Hues add a layer of harmony

If one clarinet is called, well, a clarinet, how would you describe an assortment of these popular reed instruments? A clamor (No, too loud). A cornucopia (Nope, too hornlike). A conclave (Nah, too ecclesiastical). If you're Carl Topilow, you just might consider the exceedingly un-alliterative term rainbow. At least the word suggests the extent of the colorful collection )(aha!) of clarinets that the versatile conductor-clarinetist has amassed to play concerts with the Cleveland Pops Orchestra, Topilow, who studied at the Manhattan School of Music and heads the conducting department at the Cleveland Institute of Music, began going past his professional (black)clarinet with the Pops in 1998, after the release of the film "The Red Violin." As he recalls thinking at the time, "Why not a red clarinet?". So he tracked one down, later adding white, blue and green instruments - all student models made of plastic - to his clarinet coterie. (Hmm.) The rest is Pops history.

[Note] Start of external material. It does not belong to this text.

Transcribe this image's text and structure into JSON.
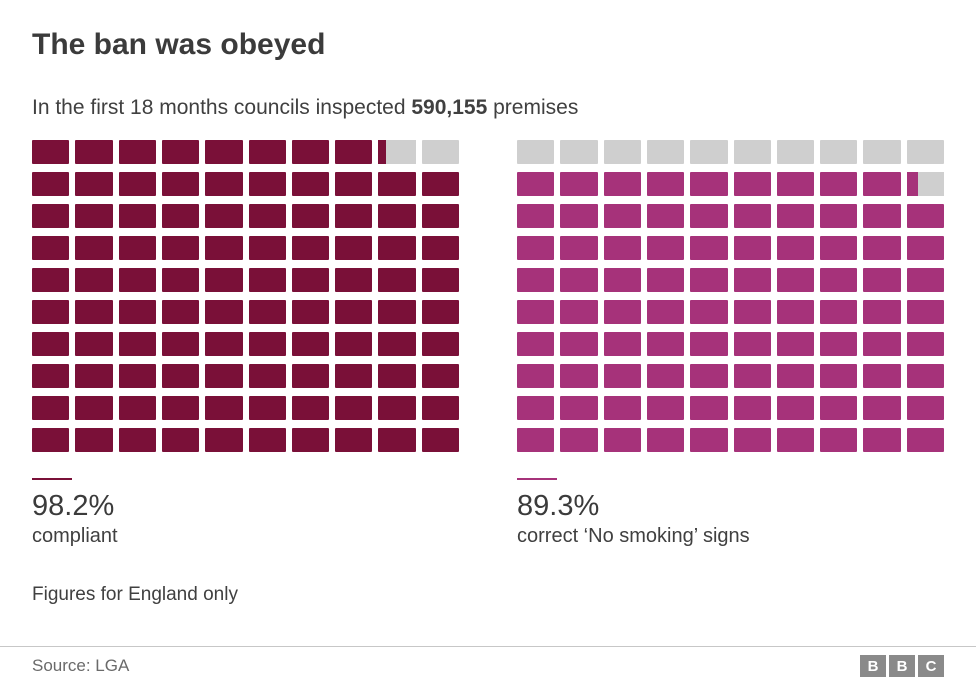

By mixing and matching parts (joints, bells, and barrels) of his various plastic clarinets, Topilow can perform pieces ideally suited to these hybrid instruments, including "Stars and Stripes Forever" (red, white, and blue; what else?), Christmas tunes (red and green), and Hanukkah selections (blue and white, the colors of the Israeli flag). He picks the intact blue clarinet for "Rhapsody in Blue" and "Stardust," the red for "My Funny Valentine", and the green for "Danny Boy." It's a no-brainer which one he's pondering for "White Christmas."